Chevron frena inversión en Venezuela ante inseguridad legal y fiscal
Chevron detiene nuevos fondos y exige reglas claras en Venezuela
La última gran petrolera norteamericana con presencia activa en Venezuela, Chevron, acaba de poner freno a la esperada inyección de capital para ampliar operaciones.
Mike Wirth, CEO de la empresa, dejó en claro que, aunque hay «señales positivas», las condiciones legales y fiscales siguen siendo un riesgo inaceptable. La compañía sólo reinvierte sus ganancias actuales para mantener la producción, sin planes de expansión inmediata.
Este giro tiene un impacto directo.
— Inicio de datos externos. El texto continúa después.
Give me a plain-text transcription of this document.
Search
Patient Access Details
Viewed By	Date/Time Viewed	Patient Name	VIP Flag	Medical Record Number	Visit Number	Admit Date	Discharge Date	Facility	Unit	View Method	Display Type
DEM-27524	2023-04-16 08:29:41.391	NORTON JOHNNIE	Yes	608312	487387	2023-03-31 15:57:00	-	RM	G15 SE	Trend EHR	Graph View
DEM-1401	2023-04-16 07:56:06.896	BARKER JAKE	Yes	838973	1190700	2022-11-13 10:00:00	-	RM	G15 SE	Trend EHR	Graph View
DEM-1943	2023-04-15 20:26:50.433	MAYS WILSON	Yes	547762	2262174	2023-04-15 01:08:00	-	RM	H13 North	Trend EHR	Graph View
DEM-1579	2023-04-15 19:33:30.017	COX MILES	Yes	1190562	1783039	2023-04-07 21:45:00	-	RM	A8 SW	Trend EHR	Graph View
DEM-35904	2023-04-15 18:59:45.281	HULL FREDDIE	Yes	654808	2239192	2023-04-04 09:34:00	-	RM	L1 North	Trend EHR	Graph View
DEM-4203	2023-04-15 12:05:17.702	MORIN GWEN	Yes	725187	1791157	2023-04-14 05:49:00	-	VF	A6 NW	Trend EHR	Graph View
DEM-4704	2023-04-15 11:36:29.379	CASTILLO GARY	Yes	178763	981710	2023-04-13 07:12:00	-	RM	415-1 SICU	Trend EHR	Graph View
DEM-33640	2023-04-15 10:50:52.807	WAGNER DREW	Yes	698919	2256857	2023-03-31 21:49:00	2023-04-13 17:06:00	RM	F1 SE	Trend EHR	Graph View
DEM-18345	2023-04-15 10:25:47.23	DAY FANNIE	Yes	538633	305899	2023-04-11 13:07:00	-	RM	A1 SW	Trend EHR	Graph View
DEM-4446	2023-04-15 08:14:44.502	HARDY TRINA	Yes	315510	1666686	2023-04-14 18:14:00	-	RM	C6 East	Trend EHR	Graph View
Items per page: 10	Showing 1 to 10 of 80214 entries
Tras la intervención militar de EE.UU. y presiones del gobierno Trump para recuperar la industria petrolera en Venezuela, Chevron muestra que el terreno sigue demasiado incierto para comprometer más dinero.
En abril, la firma concretó un canje de activos con Caracas para aumentar su presencia en la clave Faja del Orinoco, aportando cerca del 25% del aumento en la producción nacional, que superó el millón de barriles diarios en marzo. Sin embargo, su permanencia ahora depende de garantías firmes que hasta hoy no existen.
¿Qué se viene?
- Menor inversión extranjera directa en un sector vital para Venezuela.
- Riesgo de estancamiento o caída en la producción petrolera ante falta de seguridad jurídica.
- Refuerzo de la idea de que no bastan promesas ni discursos, si las reglas no se aplican con claridad.
Chevron no es Exxon ni ConocoPhillips, que se retiraron tras las expropiaciones. Su permanencia ha sido una apuesta a la estabilidad jurídica que hoy no se confirma. La pregunta es: ¿Venezuela está dispuesta a ofrecer las condiciones que realmente atraigan inversiones o seguirá perdiendo su recurso más estratégico?